December 19, 2018

Italy Orders Seizure of Migrant Rescue Ship

ROME — Italy has ordered the seizure of the Aquarius, the rescue ship at the center of international criticism over its government’s hard line against migration, saying the vessel had illegally disposed of potentially infectious waste.

Prosecutors in the Sicilian city of Catania announced on Tuesday that they had accused 24 people of having “systematically shared, planned and executed an illegal waste-disposal project of an enormous quantity” in southern Italian ports between January 2017 and May 2018. They said the waste included contaminated garments, leftover food, and medical supplies and syringes.

Those accused included members of Doctors Without Borders, one of the aid groups operating the Aquarius, and officials of a Sicilian company that manages waste disposal. According to a statement by the prosecutors’ office, the Aquarius and VOS Prudence, another rescue ship operated by Doctors Without Borders, illegally coordinated with the Sicilian company, which failed to declare the “presence of dangerous sanitary waste with an infectious risk.”

Doctors Without Borders denied the accusation in a statement on Tuesday, writing that it “strongly condemns” the Italian order to seize the Aquarius.
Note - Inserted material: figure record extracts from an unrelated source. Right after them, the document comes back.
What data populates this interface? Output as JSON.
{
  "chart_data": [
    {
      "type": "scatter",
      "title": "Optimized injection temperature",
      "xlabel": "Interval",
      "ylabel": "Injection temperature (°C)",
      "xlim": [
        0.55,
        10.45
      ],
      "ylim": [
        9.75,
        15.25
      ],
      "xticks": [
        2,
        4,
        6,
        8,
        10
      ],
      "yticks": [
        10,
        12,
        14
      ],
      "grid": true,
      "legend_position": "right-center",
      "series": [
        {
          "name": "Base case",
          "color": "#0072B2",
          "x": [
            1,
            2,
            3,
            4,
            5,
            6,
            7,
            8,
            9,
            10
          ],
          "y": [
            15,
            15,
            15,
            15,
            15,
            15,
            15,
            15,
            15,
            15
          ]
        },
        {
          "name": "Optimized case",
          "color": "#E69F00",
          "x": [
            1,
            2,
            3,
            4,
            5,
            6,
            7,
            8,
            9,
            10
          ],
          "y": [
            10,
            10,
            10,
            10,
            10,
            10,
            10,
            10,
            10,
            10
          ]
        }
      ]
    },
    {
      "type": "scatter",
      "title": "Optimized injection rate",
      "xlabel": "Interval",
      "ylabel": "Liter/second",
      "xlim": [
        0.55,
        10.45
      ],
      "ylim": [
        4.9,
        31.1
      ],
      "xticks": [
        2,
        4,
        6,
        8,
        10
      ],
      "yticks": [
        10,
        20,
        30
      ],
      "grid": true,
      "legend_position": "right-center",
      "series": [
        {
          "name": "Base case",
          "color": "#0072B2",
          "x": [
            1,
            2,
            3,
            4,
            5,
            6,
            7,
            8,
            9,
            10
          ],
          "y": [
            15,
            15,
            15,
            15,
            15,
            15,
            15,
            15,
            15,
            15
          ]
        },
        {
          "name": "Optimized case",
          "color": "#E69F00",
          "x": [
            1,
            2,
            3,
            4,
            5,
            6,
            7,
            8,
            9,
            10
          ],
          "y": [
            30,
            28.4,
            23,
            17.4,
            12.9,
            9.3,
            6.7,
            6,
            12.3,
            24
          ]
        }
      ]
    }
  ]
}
It called the measure a disproportionate reaction designed to criminalize humanitarian and medical missions at sea. The group said it would appeal in Italian court.

The ship is already idled, sitting in a French port since September because no country has agreed to register it. The Italian order means that if it were to resume operation, it could not enter Italian waters without risk of being impounded.

In Italy, the Aquarius has become the symbol of a confrontation between rescue ships, which have saved tens of thousands of shipwrecked migrants attempting to cross the Mediterranean, and government officials who have compared the ships to migrant water-taxis and say they are complicit in human smuggling.

In June, Matteo Salvini, Italy’s hard-line interior minister and leader of the anti-immigrant League party, refused to let the Aquarius land at a time when it had more than 629 migrants aboard, including 123 minors, 11 small children and seven pregnant women. The move set off a confrontation with the European Union that only increased Mr. Salvini’s popularity at home. (Spain eventually took in the migrants.)

On Tuesday, the minister celebrated the order against the Aquarius, and his own actions against nongovernmental organizations that rescue people at sea.

“I did well to block the N.G.O. ships, I stopped not only the smuggling of illegal immigrants but, from that which emerges, also toxic waste,” he wrote on Twitter. He concluded with the hashtag “closedports.”

“The only crime we see in the Mediterranean today is the total dismantlement of the search-and-rescue system,” said Gabriele Eminente, the general director of Doctors Without Borders in Italy.

“Today,” he said, political pressure had led the Aquarius to be “blocked in the port of Marseille.”